A seguito dell’ingresso della safety car, causato dal contatto tra Lance Stroll e Esteban Ocon, compagno di squadra di Bearman alla Haas, il britannico ha ritenuto che il team non fosse in grado di prendere una decisione chiara sul passaggio di Antonelli.

"Dal nostro punto di vista, in quel momento non abbiamo avuto molto tempo per riflettere, perché la safety car é entrata in pista immediatamente. Ma dal mio punto di vista, è davvero marginale. Come ho detto, ripenso a quel documento di 10 pagine [linee guida di guida] in quei due decimi di secondo in cui me l'ha inviato all'interno e non sono riuscito a capire esattamente dove si trovasse rispetto al mio specchietto o altro. Quindi, sapete, lascio che sia il team a decidere. Ma penso che quando erano pronti a prendere una decisione, la safety car fosse già uscita. É semplicemente assurdo, perché, sapete, 10 secondi per quello..."

La penalità di 10 secondi ha fatto scendere Bearman dall'ottavo al 15° e ultimo posto nella classifica sprint.
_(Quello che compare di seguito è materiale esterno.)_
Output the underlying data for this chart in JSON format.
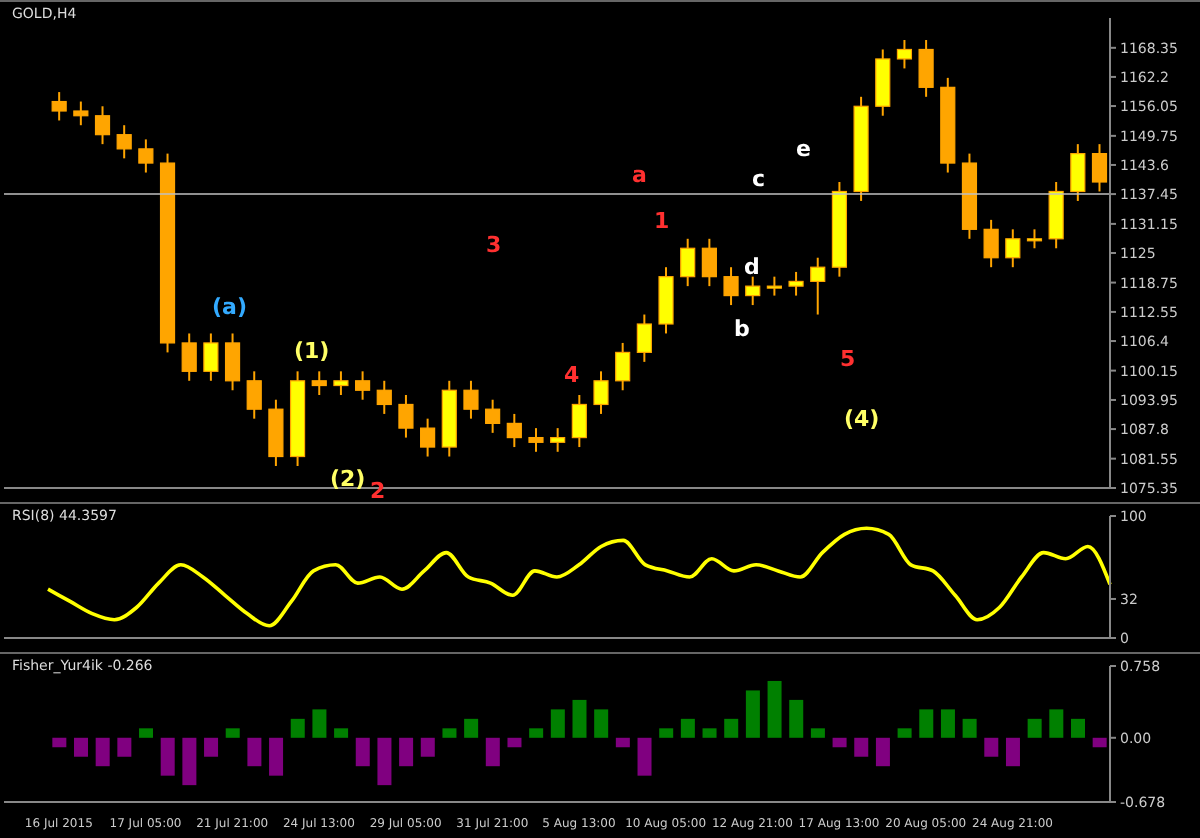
{
  "chart_data": [
    {
      "type": "candlestick",
      "title": "GOLD,H4",
      "color": "#ffa500",
      "categories": [
        null,
        null,
        null,
        null,
        null,
        null,
        null,
        null,
        null,
        null,
        null,
        null,
        null,
        null,
        null,
        null,
        null,
        null,
        null,
        null,
        null,
        null,
        null,
        null,
        null,
        null,
        null,
        null,
        null,
        null,
        null,
        null,
        null,
        null,
        null,
        null,
        null,
        null,
        null,
        null,
        null,
        null,
        null,
        null,
        null,
        null,
        null,
        null,
        null
      ],
      "ohlc": [
        [
          1157,
          1159,
          1153,
          1155
        ],
        [
          1155,
          1157,
          1152,
          1154
        ],
        [
          1154,
          1156,
          1148,
          1150
        ],
        [
          1150,
          1152,
          1145,
          1147
        ],
        [
          1147,
          1149,
          1142,
          1144
        ],
        [
          1144,
          1146,
          1104,
          1106
        ],
        [
          1106,
          1108,
          1098,
          1100
        ],
        [
          1100,
          1108,
          1098,
          1106
        ],
        [
          1106,
          1108,
          1096,
          1098
        ],
        [
          1098,
          1100,
          1090,
          1092
        ],
        [
          1092,
          1094,
          1080,
          1082
        ],
        [
          1082,
          1100,
          1080,
          1098
        ],
        [
          1098,
          1100,
          1095,
          1097
        ],
        [
          1097,
          1100,
          1095,
          1098
        ],
        [
          1098,
          1100,
          1094,
          1096
        ],
        [
          1096,
          1098,
          1091,
          1093
        ],
        [
          1093,
          1095,
          1086,
          1088
        ],
        [
          1088,
          1090,
          1082,
          1084
        ],
        [
          1084,
          1098,
          1082,
          1096
        ],
        [
          1096,
          1098,
          1090,
          1092
        ],
        [
          1092,
          1094,
          1087,
          1089
        ],
        [
          1089,
          1091,
          1084,
          1086
        ],
        [
          1086,
          1088,
          1083,
          1085
        ],
        [
          1085,
          1088,
          1083,
          1086
        ],
        [
          1086,
          1095,
          1084,
          1093
        ],
        [
          1093,
          1100,
          1091,
          1098
        ],
        [
          1098,
          1106,
          1096,
          1104
        ],
        [
          1104,
          1112,
          1102,
          1110
        ],
        [
          1110,
          1122,
          1108,
          1120
        ],
        [
          1120,
          1128,
          1118,
          1126
        ],
        [
          1126,
          1128,
          1118,
          1120
        ],
        [
          1120,
          1122,
          1114,
          1116
        ],
        [
          1116,
          1120,
          1114,
          1118
        ],
        [
          1118,
          1120,
          1116,
          1118
        ],
        [
          1118,
          1121,
          1116,
          1119
        ],
        [
          1119,
          1124,
          1112,
          1122
        ],
        [
          1122,
          1140,
          1120,
          1138
        ],
        [
          1138,
          1158,
          1136,
          1156
        ],
        [
          1156,
          1168,
          1154,
          1166
        ],
        [
          1166,
          1170,
          1164,
          1168
        ],
        [
          1168,
          1170,
          1158,
          1160
        ],
        [
          1160,
          1162,
          1142,
          1144
        ],
        [
          1144,
          1146,
          1128,
          1130
        ],
        [
          1130,
          1132,
          1122,
          1124
        ],
        [
          1124,
          1130,
          1122,
          1128
        ],
        [
          1128,
          1130,
          1126,
          1128
        ],
        [
          1128,
          1140,
          1126,
          1138
        ],
        [
          1138,
          1148,
          1136,
          1146
        ],
        [
          1146,
          1148,
          1138,
          1140
        ]
      ],
      "ylim": [
        1075.35,
        1174.65
      ],
      "yticks": [
        1075.35,
        1081.55,
        1087.8,
        1093.95,
        1100.15,
        1106.4,
        1112.55,
        1118.75,
        1125.0,
        1131.15,
        1137.45,
        1143.6,
        1149.75,
        1156.05,
        1162.2,
        1168.35
      ],
      "ref_lines": [
        {
          "axis": "y",
          "value": 1137.45,
          "color": "#c0c0c0"
        }
      ],
      "annotations": [
        "(a)",
        "(1)",
        "(2)",
        "(4)",
        "1",
        "2",
        "3",
        "4",
        "5",
        "a",
        "b",
        "c",
        "d",
        "e"
      ],
      "tick_labels": "y"
    },
    {
      "type": "line",
      "title": "RSI(8) 44.3597",
      "categories": [
        null,
        null,
        null,
        null,
        null,
        null,
        null,
        null,
        null,
        null,
        null,
        null,
        null,
        null,
        null,
        null,
        null,
        null,
        null,
        null,
        null,
        null,
        null,
        null,
        null,
        null,
        null,
        null,
        null,
        null,
        null,
        null,
        null,
        null,
        null,
        null,
        null,
        null,
        null,
        null,
        null,
        null,
        null,
        null,
        null,
        null,
        null,
        null,
        null
      ],
      "series": [
        {
          "color": "#ffff00",
          "values": [
            40,
            30,
            20,
            15,
            25,
            45,
            60,
            50,
            35,
            20,
            10,
            30,
            55,
            60,
            45,
            50,
            40,
            55,
            70,
            50,
            45,
            35,
            55,
            50,
            60,
            75,
            80,
            60,
            55,
            50,
            65,
            55,
            60,
            55,
            50,
            70,
            85,
            90,
            85,
            60,
            55,
            35,
            15,
            25,
            50,
            70,
            65,
            75,
            44
          ]
        }
      ],
      "ylim": [
        0,
        100
      ],
      "yticks": [
        0,
        32,
        100
      ],
      "tick_labels": "y",
      "marker": "none"
    },
    {
      "type": "bar",
      "title": "Fisher_Yur4ik -0.266",
      "categories": [
        "16 Jul 2015",
        null,
        null,
        null,
        "17 Jul 05:00",
        null,
        null,
        null,
        "21 Jul 21:00",
        null,
        null,
        null,
        "24 Jul 13:00",
        null,
        null,
        null,
        "29 Jul 05:00",
        null,
        null,
        null,
        "31 Jul 21:00",
        null,
        null,
        null,
        "5 Aug 13:00",
        null,
        null,
        null,
        "10 Aug 05:00",
        null,
        null,
        null,
        "12 Aug 21:00",
        null,
        null,
        null,
        "17 Aug 13:00",
        null,
        null,
        null,
        "20 Aug 05:00",
        null,
        null,
        null,
        "24 Aug 21:00",
        null,
        null,
        null,
        null
      ],
      "values": [
        -0.1,
        -0.2,
        -0.3,
        -0.2,
        0.1,
        -0.4,
        -0.5,
        -0.2,
        0.1,
        -0.3,
        -0.4,
        0.2,
        0.3,
        0.1,
        -0.3,
        -0.5,
        -0.3,
        -0.2,
        0.1,
        0.2,
        -0.3,
        -0.1,
        0.1,
        0.3,
        0.4,
        0.3,
        -0.1,
        -0.4,
        0.1,
        0.2,
        0.1,
        0.2,
        0.5,
        0.6,
        0.4,
        0.1,
        -0.1,
        -0.2,
        -0.3,
        0.1,
        0.3,
        0.3,
        0.2,
        -0.2,
        -0.3,
        0.2,
        0.3,
        0.2,
        -0.1
      ],
      "colors": [
        "#800080",
        "#800080",
        "#800080",
        "#800080",
        "#008000",
        "#800080",
        "#800080",
        "#800080",
        "#008000",
        "#800080",
        "#800080",
        "#008000",
        "#008000",
        "#008000",
        "#800080",
        "#800080",
        "#800080",
        "#800080",
        "#008000",
        "#008000",
        "#800080",
        "#800080",
        "#008000",
        "#008000",
        "#008000",
        "#008000",
        "#800080",
        "#800080",
        "#008000",
        "#008000",
        "#008000",
        "#008000",
        "#008000",
        "#008000",
        "#008000",
        "#008000",
        "#800080",
        "#800080",
        "#800080",
        "#008000",
        "#008000",
        "#008000",
        "#008000",
        "#800080",
        "#800080",
        "#008000",
        "#008000",
        "#008000",
        "#800080"
      ],
      "ylim": [
        -0.678,
        0.758
      ],
      "yticks": [
        -0.678,
        {
          "value": 0,
          "label": "0.00"
        },
        0.758
      ]
    }
  ]
}
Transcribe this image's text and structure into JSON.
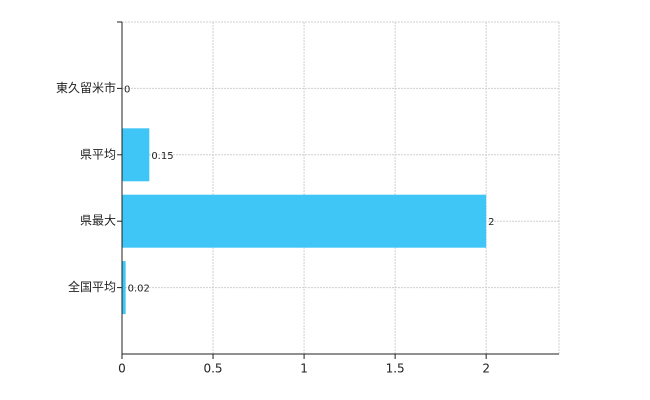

"Ottavo, nono o ventesimo, non mi interessa davvero. È un peccato. Ero ottavo, quindi avrei dato tutto per raggiungerlo. Siamo stati molto fortunati ad arrivare in ottava posizione, ma stavo tenendo duro con un assetto che probabilmente non era il migliore per un carico di carburante elevato o una corsa prolungata. E sono stato spinto fuori. Ma comunque, domani cercherò di non litigare con nessuno. Il lato positivo è che l'aggiornamento Haas che Ocon ha provato nelle FP1 ha avuto successo, tanto da essere installato su entrambe le vetture per il resto del weekend, anche se l'utilizzo di nuove parti per la prima volta nelle qualifiche sprint non ha reso la vita facile a Bearman. In generale, penso che l'aggiornamento ci stia spingendo nella giusta direzione. Direi che rende la vettura un po' più sensibile e un po' più al limite, questo è certo, perché ho commesso un errore in Q2 nel mio secondo giro. Basta un po' di vento per far sbandare il posteriore. È una sorta di compromesso con cui stiamo giocando in questa fase del regolamento. Migliorando le prestazioni della vettura, la si rende più sensibile a tutto. Ma è sicuramente più veloce, quindi è tutto ciò di cui abbiamo bisogno".

 

La qualifica di Bearman

Bearman si é poi qualificato ottavo per il Gran Premio, superando Ocon di 0,844 secondi in Q1. 
 

"È stata davvero una scalata difficile prima del weekend e sapevo che sarebbe stata una sfida enorme", ha aggiunto. Quindi, essere qui in P8, sono davvero molto orgoglioso di me stesso e di ciò che il team ha realizzato".